As atitudes do presidente Jair Bolsonaro (PSL) em resposta aos incêndios na Amazônia terão consequências nas relações externas do Brasil. Ainda é cedo para se avaliar a dimensão do desgaste sofrido pelo país, mas o tratamento dado pelo capitão às questões ambientais provoca choques desnecessários com outros governos.
O embate mais rumoroso se deu com o presidente da França, Emmanuel Macron, transformado de uma hora para outra em adversário dos interesses brasileiros. Para Bolsonaro, o líder francês cumpre o papel de inimigo externo, elemento essencial para a sustentação da retórica agressiva nas relações internacionais.
Vale ressaltar a diferença entre o comportamento do governo atual e um episódio de repercussão semelhante ocorrido no passado. Em 2005, a missionária norte-americana Dorothy Stang foi assassinada no município de Anapu (PA), em decorrência de sua luta contra a grilagem de terra na região.
Por ordem do então presidente, Luiz Inácio Lula da Silva, o Exército montou uma operação de guerra, com centenas de homens, carros e helicópteros, para capturar os assassinos. Em poucos dias, os executores estavam na cadeia.
A reação imediata teve o objetivo de estancar as pressões externas para interferência na Amazônia. Na época, a preocupação era com os norte-americanos. Nos manuais militares brasileiros, antes de invadir um país, os Estados Unidos cumprem mais de uma dezena de etapas.
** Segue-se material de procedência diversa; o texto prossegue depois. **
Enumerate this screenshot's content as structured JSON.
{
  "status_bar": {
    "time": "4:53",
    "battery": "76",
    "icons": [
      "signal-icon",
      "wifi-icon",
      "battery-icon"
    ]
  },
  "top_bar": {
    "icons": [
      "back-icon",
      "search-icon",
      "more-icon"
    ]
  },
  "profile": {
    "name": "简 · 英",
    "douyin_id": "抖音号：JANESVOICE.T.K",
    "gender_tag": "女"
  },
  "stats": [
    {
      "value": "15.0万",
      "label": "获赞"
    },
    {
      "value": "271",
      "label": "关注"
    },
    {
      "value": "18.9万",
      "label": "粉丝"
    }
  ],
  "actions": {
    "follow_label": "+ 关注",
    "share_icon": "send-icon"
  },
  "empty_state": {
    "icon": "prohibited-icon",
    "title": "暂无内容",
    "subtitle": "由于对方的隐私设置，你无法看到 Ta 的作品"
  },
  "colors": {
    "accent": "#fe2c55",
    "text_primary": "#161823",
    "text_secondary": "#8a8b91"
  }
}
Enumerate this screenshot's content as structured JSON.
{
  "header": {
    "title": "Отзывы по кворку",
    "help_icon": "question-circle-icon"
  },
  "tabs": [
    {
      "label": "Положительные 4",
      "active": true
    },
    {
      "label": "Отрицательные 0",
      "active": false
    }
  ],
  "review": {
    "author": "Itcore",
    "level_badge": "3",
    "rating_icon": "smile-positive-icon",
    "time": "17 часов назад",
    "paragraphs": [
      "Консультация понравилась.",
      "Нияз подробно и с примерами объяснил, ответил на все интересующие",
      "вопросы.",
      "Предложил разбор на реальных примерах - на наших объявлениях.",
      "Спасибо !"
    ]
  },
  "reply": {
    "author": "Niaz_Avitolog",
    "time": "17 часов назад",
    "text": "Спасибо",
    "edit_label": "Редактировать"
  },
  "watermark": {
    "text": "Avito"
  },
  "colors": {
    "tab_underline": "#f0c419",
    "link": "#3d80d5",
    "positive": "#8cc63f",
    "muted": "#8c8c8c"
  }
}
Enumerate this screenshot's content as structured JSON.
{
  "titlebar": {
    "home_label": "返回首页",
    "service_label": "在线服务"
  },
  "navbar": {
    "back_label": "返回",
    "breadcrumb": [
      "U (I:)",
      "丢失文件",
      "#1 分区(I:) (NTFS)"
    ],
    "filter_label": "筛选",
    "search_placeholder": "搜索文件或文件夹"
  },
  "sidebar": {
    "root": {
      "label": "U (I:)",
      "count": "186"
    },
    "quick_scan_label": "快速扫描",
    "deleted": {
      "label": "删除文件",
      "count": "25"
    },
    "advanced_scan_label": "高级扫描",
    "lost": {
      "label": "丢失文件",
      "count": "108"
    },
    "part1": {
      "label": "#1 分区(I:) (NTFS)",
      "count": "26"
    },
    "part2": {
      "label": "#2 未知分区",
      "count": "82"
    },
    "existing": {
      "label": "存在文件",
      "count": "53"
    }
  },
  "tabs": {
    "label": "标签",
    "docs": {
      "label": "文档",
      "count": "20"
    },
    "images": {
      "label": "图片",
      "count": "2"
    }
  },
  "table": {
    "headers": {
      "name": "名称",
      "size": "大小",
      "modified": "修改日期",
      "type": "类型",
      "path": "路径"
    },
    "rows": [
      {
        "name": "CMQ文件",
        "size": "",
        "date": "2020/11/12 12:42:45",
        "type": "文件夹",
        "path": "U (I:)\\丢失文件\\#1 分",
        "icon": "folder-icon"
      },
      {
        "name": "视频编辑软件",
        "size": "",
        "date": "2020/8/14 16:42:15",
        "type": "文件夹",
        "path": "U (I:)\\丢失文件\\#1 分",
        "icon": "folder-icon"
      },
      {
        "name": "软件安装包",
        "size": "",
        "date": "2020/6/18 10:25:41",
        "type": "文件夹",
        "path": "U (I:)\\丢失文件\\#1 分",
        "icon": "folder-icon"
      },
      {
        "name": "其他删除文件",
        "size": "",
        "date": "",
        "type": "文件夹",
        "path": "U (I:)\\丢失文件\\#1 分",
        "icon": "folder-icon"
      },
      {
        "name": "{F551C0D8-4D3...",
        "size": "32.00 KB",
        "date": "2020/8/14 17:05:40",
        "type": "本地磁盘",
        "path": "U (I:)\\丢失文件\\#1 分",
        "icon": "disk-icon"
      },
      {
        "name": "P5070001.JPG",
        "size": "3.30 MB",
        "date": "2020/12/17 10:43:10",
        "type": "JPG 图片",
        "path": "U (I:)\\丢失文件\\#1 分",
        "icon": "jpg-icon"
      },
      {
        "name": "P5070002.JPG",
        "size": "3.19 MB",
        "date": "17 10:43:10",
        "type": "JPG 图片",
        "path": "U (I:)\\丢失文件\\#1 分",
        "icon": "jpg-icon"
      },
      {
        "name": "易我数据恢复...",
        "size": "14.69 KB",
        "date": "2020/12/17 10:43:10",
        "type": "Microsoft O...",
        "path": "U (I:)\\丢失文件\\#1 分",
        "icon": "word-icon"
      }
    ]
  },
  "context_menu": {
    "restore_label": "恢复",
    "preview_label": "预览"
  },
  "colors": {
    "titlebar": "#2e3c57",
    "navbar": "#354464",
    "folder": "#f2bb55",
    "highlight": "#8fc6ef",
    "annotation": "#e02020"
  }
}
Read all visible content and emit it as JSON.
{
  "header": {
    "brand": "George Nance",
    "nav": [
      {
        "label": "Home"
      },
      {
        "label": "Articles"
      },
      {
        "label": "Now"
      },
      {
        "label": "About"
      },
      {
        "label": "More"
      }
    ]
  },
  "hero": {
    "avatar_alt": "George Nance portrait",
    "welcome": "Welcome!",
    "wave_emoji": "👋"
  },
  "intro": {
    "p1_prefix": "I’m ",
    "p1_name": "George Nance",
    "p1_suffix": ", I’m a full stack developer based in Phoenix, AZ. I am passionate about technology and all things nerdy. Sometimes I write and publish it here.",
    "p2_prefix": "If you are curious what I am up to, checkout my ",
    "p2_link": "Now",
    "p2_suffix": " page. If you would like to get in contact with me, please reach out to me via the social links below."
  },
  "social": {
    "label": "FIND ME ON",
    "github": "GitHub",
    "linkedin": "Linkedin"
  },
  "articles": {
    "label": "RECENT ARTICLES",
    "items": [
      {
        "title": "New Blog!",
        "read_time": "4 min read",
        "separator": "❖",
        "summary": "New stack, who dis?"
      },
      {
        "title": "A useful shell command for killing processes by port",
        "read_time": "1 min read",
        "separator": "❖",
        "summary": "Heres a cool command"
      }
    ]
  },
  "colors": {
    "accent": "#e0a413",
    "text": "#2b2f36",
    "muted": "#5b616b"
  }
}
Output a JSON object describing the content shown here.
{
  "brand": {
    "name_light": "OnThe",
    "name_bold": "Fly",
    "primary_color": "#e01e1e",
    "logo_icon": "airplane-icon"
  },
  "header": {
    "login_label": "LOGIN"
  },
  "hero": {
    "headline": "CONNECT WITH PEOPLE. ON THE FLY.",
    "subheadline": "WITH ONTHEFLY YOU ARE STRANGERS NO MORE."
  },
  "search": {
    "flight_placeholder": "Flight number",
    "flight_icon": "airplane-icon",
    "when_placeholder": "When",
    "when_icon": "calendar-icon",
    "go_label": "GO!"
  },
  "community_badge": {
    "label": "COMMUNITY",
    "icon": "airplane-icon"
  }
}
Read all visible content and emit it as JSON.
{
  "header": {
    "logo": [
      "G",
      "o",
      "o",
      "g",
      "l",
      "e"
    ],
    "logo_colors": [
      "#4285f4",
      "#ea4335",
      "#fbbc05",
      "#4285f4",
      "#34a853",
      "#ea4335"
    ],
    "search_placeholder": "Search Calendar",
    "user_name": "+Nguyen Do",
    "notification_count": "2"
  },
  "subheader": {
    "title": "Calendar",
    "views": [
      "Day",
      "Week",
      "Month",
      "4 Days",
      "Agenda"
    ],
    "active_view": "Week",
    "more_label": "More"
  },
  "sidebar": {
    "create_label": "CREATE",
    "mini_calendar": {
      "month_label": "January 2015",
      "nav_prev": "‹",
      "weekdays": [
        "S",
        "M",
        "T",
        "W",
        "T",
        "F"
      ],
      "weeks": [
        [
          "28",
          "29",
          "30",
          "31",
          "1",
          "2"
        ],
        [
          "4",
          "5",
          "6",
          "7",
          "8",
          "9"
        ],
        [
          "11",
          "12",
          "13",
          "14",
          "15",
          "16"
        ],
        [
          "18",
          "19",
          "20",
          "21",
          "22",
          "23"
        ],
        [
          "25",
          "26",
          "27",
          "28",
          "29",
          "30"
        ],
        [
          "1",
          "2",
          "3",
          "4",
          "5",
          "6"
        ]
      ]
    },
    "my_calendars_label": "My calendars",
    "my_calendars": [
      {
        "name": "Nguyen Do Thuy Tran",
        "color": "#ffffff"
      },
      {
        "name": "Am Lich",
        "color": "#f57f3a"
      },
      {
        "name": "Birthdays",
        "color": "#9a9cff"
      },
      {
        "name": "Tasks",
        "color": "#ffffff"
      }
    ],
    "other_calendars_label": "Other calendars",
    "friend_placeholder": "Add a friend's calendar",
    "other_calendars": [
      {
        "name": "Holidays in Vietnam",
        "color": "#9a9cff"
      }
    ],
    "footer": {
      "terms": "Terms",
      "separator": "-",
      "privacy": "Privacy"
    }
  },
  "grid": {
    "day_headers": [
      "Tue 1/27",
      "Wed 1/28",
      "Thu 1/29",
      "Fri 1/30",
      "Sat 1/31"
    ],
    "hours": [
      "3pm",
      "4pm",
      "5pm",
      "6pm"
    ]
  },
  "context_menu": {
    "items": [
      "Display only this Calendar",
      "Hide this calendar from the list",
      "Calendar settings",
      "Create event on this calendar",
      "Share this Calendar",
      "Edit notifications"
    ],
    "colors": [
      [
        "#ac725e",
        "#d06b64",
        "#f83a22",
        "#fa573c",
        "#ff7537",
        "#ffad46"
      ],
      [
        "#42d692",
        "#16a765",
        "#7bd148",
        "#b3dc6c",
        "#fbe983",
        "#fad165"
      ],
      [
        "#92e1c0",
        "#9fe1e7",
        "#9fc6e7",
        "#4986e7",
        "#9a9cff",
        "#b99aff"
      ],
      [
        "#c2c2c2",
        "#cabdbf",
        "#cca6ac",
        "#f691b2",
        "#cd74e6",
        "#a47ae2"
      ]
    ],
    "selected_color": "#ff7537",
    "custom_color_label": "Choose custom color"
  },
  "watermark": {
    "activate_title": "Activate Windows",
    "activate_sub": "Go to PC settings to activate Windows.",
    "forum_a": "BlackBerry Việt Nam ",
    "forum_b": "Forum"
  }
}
Uma dessas fases é uma campanha internacional contra a nação a ser ocupada. A outra é o surgimento de um fato que, em tese, justifique a mobilização de tropas. O assassinato de Dorothy e o incêndio na floresta, por exemplo, poderiam ser usados como motivo para uma invasão.
No episódio atual, o presidente dos Estados Unidos, Donald Trump, é aliado de Bolsonaro e, portanto, não tem o perfil de inimigo adequado para esse tipo de circunstância. Macron encarna melhor esse papel.
Macron defende os agricultores franceses, concorrentes dos brasileiros, e faz discurso para agradar seu público interno, boa parte insatisfeita com o acordo comercial entre o Mercosul e a União Europeia. Ao ver o fogo devastar a floresta, encontrou um mote para ganhar popularidade junto ao seu eleitorado.
Mas o presidente da França somente se encorajou a subir o tom contra o Brasil porque, nos quase oito meses de governo, Bolsonaro se mostrou, no mínimo, negligente com o meio ambiente – em especial, com a Amazônia. Entre outros gestos, o capitão rechaçou os levantamentos do Instituto Nacional de Pesquisas Espaciais (INPE) e retirou apoio para a fiscalização do Instituto Brasileiro do Meio Ambiente e dos Recursos Naturais Renováveis (Ibama).
A postura do capitão e as evidências de aumento do desmatamento na região Norte fragilizaram o Brasil junto a líderes estrangeiros. Embora Macron não tenha obtido sucesso na tentativa de arrastar outros países na ameaça de romper o acordo Mercosul-UE, Bolsonaro se expôs como um presidente imaturo, que reage por impulso diante de situações adversas.
O presidente do Conselho Europeu, Donald Tusk, afirmou na abertura da reunião do G7 – grupo de países ricos, formado por Alemanha, Canadá, Estados Unidos, França, Itália, Japão e Reino Unido – que é “difícil imaginar” o acordo intercontinental depois dos atos do governo brasileiro diante dos incêndios florestais.
Nesse aspecto, deve-se lembrar que nas primeiras declarações sobre o fogo na Amazônia, Bolsonaro insinuou, sem provas, que a responsabilidade pela queima da mata seria de Organizações Não-Governamentais (ONGs). Até então, o presidente brasileiro parecia imaginar que estancaria o fogo no grito.
Diante da repercussão negativa, representantes do agronegócio mandaram sinais para o Palácio do Planalto de que o confronto com parceiros comerciais tem potencial para trazer prejuízos para os produtores. A pressão desse setor e avanço das labaredas fizerem o governo rever a postura. Uma das medidas foi o início de uma investigação da Polícia Federal sobre a autoria dos incêndios.
Essa mudança de comportamento influenciou na contenção dos ânimos na reunião do G7. Assim, o agronegócio espera que, como em queimadas anteriores, a gritaria externa pouco afete as exportações brasileiras.
Se, por um lado, não se pode ainda mensurar os efeitos da diplomacia errática do governo, por outro, parece que o Brasil nada tem a ganhar com um presidente que age sem responsabilidade em relação à Amazônia – como ficou evidente na acusação contra as ONGs.